SAM MELLINGER

KU’s Perry Ellis proves he can be dominant

Updated: 2013-03-16T19:07:00Z

By SAM MELLINGER

The Kansas City Star

This may have been the most unlikely night of all for Perry Ellis to change Kansas’ basketball team and alter what is possible for the Jayhawks the next three weekends. You don’t expect the quiet kid to be so comfortable in a brawl. Freshmen who disappear in tougher games aren’t supposed to dominate the toughest one so far.

A record crowd gave KU and Iowa State a standing ovation before they even tipped off, the hype and taunts and controversies from two classic games during the regular season making the third feel like a planned after-school fight. Nobody could’ve figured this would be Ellis’ night to blueprint Kansas’ national title hopes in what would turn out to be the No. 7 Jayhawks’ 88-73 win over Iowa State in the Big 12 Tournament semifinals.

By the time it was over on Friday, the KU fans in the crowd at the Sprint Center had chanted Ellis’ name at least two different times. He spun and he dribbled and he pushed back and he dunked. Before Friday, he had dunked twice all season. Against Iowa State, he dunked three times.

Ellis scored 23 points and missed just two shots. It was a perfect performance, or at least as close to perfect as you can be in a hectic college basketball game this time of year. TV kept him on the court after the handshakes. His name made it around the world on social media. He waved to the crowd and smiled as he ran off the court.

“It was just my turn,” he would say.

If this is the new Ellis, then this is a new Kansas team. A much better one. The talent has always been there. One of the facts of KU basketball is a big margin for error. Most places can’t live with a five-star recruit scoring five points a game on 42 percent shooting.

At Kansas, they win a ninth consecutive conference title that way and wait for him to grow into an All-America-level talent.

Not that they haven’t been pushing Ellis. If you watch KU practice, you won’t wait long to hear someone tell Ellis to go harder. It’s not that he was ever passive, really, just unsure. He became a blue-chip recruit because he was too big for smaller players to guard him and too skilled for the bigger ones.

That tentativeness made him too small to play against bigger players and too slow for the smaller ones.

Talent has never been the problem with Ellis. Even in his worst times — he made a total of one basket in five games over a three-week stretch in February — people in the KU program maintained he would be a terrific college player. They just didn’t know if it would be this year.

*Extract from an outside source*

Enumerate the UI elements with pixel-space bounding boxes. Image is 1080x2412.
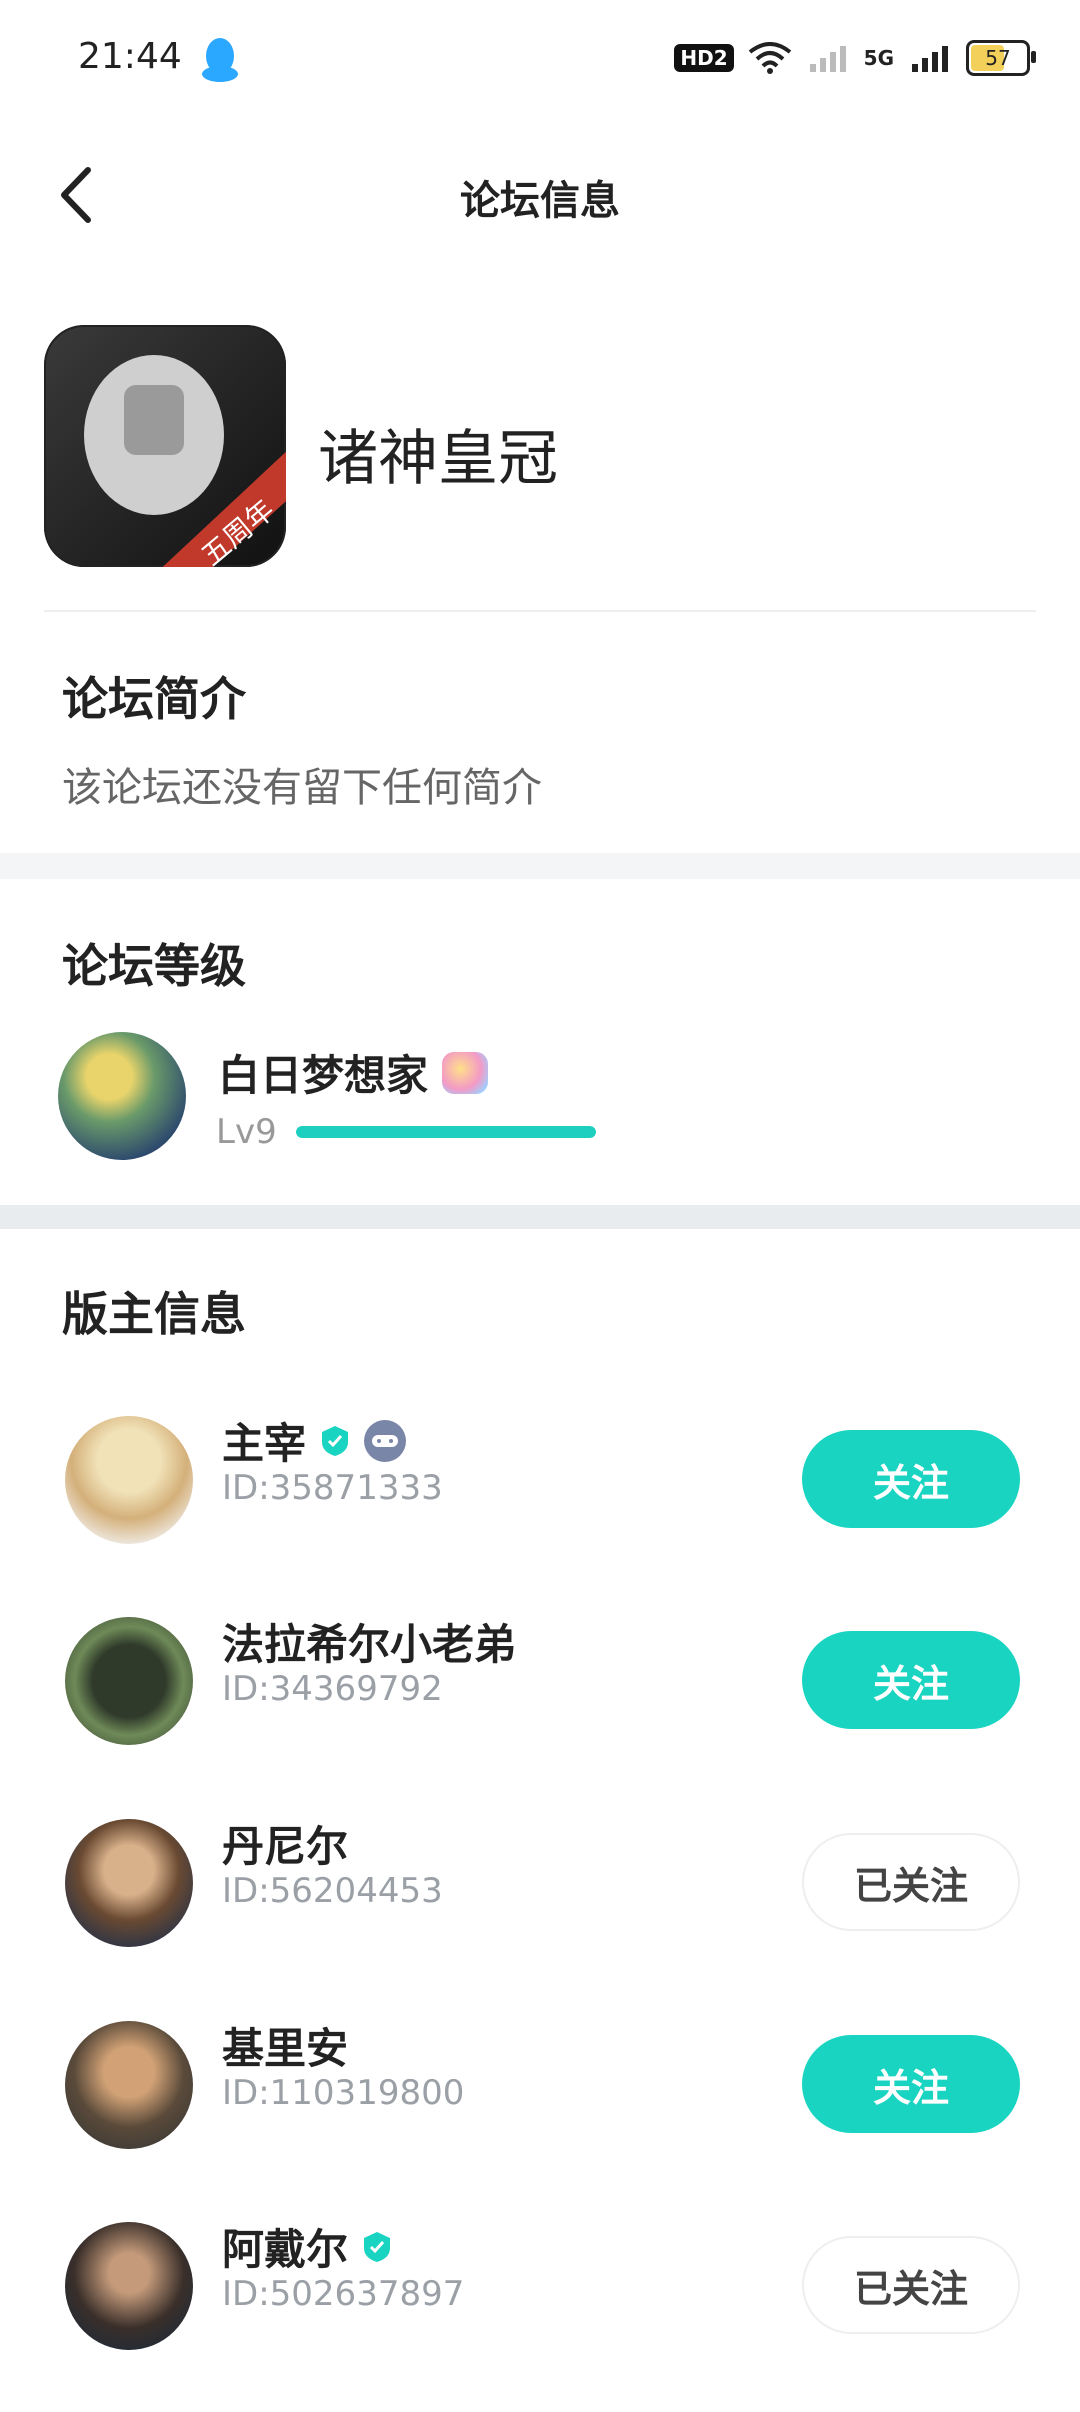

They didn’t know if he would be ready. They didn’t know if their pushing did any good.

“I tell him every day: ‘Dunk everything,’” senior Kevin Young says. “And it finally got to him.”

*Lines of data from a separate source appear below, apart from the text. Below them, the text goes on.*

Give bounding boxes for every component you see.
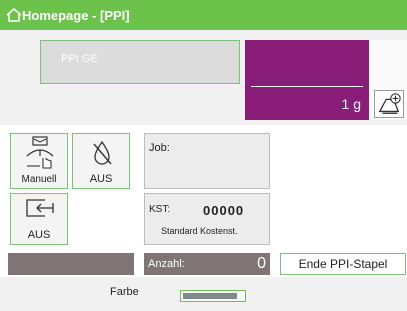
job-field[interactable]: Job: bbox=[144, 133, 270, 189]
manual-weight-icon bbox=[26, 136, 54, 169]
weight-divider bbox=[251, 86, 363, 87]
ink-off-icon bbox=[93, 140, 112, 165]
feeder-off-button[interactable]: AUS bbox=[10, 193, 68, 245]
weight-value: 1 g bbox=[341, 96, 361, 112]
scale-add-icon bbox=[378, 93, 401, 114]
feeder-off-label: AUS bbox=[27, 229, 51, 241]
title-bar: Homepage - [PPI] bbox=[0, 0, 407, 30]
anzahl-value: 0 bbox=[257, 255, 266, 272]
manual-weight-label: Manuell bbox=[21, 174, 57, 185]
ppi-field[interactable]: PPI GE bbox=[40, 40, 240, 84]
status-bar-left bbox=[8, 253, 134, 275]
weight-display: 1 g bbox=[245, 40, 369, 120]
ink-level-fill bbox=[183, 293, 237, 299]
page-title: Homepage - [PPI] bbox=[22, 8, 130, 23]
home-icon[interactable] bbox=[5, 6, 23, 24]
end-ppi-batch-button[interactable]: Ende PPI-Stapel bbox=[280, 253, 406, 275]
cost-center-field[interactable]: KST: 00000 Standard Kostenst. bbox=[144, 193, 270, 245]
feeder-off-icon bbox=[26, 199, 54, 217]
anzahl-label: Anzahl: bbox=[148, 258, 185, 270]
ink-off-label: AUS bbox=[89, 173, 113, 185]
job-label: Job: bbox=[149, 142, 170, 154]
ink-level-label: Farbe bbox=[110, 286, 139, 298]
scale-add-button[interactable] bbox=[374, 90, 404, 118]
kst-description: Standard Kostenst. bbox=[161, 226, 238, 236]
ink-level-bar bbox=[180, 290, 246, 302]
kst-label: KST: bbox=[149, 204, 171, 215]
ppi-field-text: PPI GE bbox=[61, 53, 98, 65]
count-field: Anzahl: 0 bbox=[144, 253, 270, 275]
manual-weight-button[interactable]: Manuell bbox=[10, 133, 68, 189]
kst-value: 00000 bbox=[203, 203, 245, 218]
ink-off-button[interactable]: AUS bbox=[72, 133, 130, 189]
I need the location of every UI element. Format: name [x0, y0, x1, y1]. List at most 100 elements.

That’s oversimplifying things, of course. There are a thousand reasons Ellis played — by far — his best game at Kansas on Friday. Young hurt his calf and only played 10 minutes. Iowa State isn’t great defensively, and focused on McLemore and the perimeter. The Cyclones played behind Ellis, which allowed him to catch and attack. That’s always been a big part of his game.

But there is something to the simple answer, too. Ellis was more aggressive. Before this, he never took more than nine shots. On Friday, he made 10 of 12. Dunking more in one game than he had all season has to mean something.

“That’s what he can do,” Self says. “He played great, but the plays he made are plays I think he can consistently make if he just stays aggressive and stays confident.”

And that’s the part that makes this so important. The part that makes this the night that may have changed KU’s season. Ellis didn’t get lucky on Friday. Didn’t make shots you can’t expect him to make. Didn’t cash some lottery ticket.

It will be harder for Ellis going forward now. McLemore scored 33 in the first Iowa State game, so the Cyclones shut him down in the second. Elijah Johnson scored 39 in the second Iowa State game, so the Cyclones harassed him in the third. Even on short notice, you have to figure Kansas State will adjust its scouting report to slow KU’s new emerging star.

But this was always what’s possible for Ellis. The day he signed with KU, Self compared him to Wayne Simien. Ellis was a program-changer, a versatile and powerful player with a chance to have his jersey in the rafters someday. Before Friday night, many in and around the program thought they’d have to wait until next year to see it.

That’s all changed now, and so might the next three weeks.